Ausnahmsweise hat es geklappt und so habe ich den Namen Petros Markaris kennengelernt, den ich dann auch einmal bei der Kriminacht bei einer der „Rund um die Burg“ – Veranstaltungen sah und als Griechenland, das Thema der Literatur im Herbst war, habe ich ihn getroffen und da auch seine Übersetzerin Michaela Prinzinger gesehen.
Petros Markaris, der 1937 in Instanbul geboren wurde, kann sehr gut Deutsch, weil er in Stuttgart und in Wien studierte, was wohl auch der Grund sein wird, daß er heuer bei der Buch-Wien als Eröffnungsredner eingeladen war. Da habe ich schon einiges über den Wirtschaftskrimi gehört, ich war ja auch bei einem Gespräch am 3SAT-Stand und habe einen Teil des Filmes über ihn gesehen, den 3Sat ausstrahlte.

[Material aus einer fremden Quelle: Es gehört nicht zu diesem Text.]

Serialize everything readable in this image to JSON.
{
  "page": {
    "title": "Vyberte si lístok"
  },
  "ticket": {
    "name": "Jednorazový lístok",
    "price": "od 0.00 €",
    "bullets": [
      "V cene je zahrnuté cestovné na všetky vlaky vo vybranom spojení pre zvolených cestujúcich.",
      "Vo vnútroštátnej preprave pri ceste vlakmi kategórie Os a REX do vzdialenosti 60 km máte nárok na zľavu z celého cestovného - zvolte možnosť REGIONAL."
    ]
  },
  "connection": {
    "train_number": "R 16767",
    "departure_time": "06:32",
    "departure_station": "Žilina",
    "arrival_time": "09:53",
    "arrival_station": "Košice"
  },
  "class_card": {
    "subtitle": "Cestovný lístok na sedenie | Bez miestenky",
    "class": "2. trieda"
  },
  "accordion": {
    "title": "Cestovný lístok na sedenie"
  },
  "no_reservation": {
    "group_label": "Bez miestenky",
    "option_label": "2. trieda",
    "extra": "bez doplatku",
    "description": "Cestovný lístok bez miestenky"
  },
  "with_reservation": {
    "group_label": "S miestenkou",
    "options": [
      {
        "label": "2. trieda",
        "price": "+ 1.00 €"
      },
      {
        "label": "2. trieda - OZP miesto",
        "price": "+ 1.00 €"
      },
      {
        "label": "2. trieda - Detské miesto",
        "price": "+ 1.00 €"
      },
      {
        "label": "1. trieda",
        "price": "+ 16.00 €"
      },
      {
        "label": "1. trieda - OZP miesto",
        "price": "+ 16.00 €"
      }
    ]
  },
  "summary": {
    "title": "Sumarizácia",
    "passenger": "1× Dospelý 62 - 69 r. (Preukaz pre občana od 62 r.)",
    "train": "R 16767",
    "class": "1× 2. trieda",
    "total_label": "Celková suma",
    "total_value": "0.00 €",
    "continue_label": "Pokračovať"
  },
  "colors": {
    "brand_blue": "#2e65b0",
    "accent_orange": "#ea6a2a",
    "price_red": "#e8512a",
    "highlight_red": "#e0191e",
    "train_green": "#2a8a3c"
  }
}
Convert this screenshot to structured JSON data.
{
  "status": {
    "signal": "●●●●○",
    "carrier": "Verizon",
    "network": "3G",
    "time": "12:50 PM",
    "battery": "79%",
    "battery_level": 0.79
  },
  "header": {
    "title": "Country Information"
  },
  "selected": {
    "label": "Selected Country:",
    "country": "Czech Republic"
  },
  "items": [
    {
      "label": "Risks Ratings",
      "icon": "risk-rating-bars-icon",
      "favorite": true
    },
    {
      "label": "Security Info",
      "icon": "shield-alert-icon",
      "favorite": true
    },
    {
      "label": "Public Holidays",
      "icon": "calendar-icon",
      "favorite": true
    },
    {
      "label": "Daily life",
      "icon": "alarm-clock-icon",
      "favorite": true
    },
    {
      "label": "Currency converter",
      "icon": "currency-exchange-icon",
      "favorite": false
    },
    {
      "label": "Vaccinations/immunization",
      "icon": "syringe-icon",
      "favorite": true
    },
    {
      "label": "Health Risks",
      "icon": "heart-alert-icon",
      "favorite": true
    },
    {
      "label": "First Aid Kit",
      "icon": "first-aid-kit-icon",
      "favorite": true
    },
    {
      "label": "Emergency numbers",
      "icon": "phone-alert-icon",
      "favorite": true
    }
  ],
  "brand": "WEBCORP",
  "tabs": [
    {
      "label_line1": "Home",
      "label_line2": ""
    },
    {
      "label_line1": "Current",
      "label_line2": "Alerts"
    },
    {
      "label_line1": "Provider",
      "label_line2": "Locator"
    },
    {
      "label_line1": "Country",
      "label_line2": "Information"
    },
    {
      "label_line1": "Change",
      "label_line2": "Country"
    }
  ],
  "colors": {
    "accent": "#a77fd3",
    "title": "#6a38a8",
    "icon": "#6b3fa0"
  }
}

Als mich dann der Alfred fragte, weilche Bücher ich mir zu Weihnachten wünsche, ist mir dann das eingefallen und ich kann es wirklich sehr empfehlen, wenn man auf amüsante Weise etwas über ein gar nicht lustiges Thema erfahren will, daß uns alle wahrscheinlich treffen wird und Marlene Streeruwitz Weihnachtsgeschichte im „Standard“ greift auch dieses Thema auf und erzählt uns sehr gekonnt, wie es uns später vielleicht einmal gehen wird.
Manche Bücherblogger lesen jetzt Wirtschaftsbücher übers Geld, um darüber etwas zu erfahren, man kann es aber auch mit einem Krimi tun. Ob ich jetzt mehr von Hedgefonds und wie es zu der Wirtschaftskrise gekommen ist, die mir sehr bedenklich erscheint und mich an die Zeit vor 1938 denken läßt, weiß ich nicht, ein bißchen von dem griechischen Lebensgefühl, das bei uns ja auch nicht viel anders ist, höchstens, daß man den Kopf schüttelt, wenn man liest, das sich jemand ärgert, weil man nicht mehr mit fünfundfünzig in Pension gehen kann, habe ich schon erfahren und kann darüber nachdenken, obwohl das Leben ja kein Krimi ist.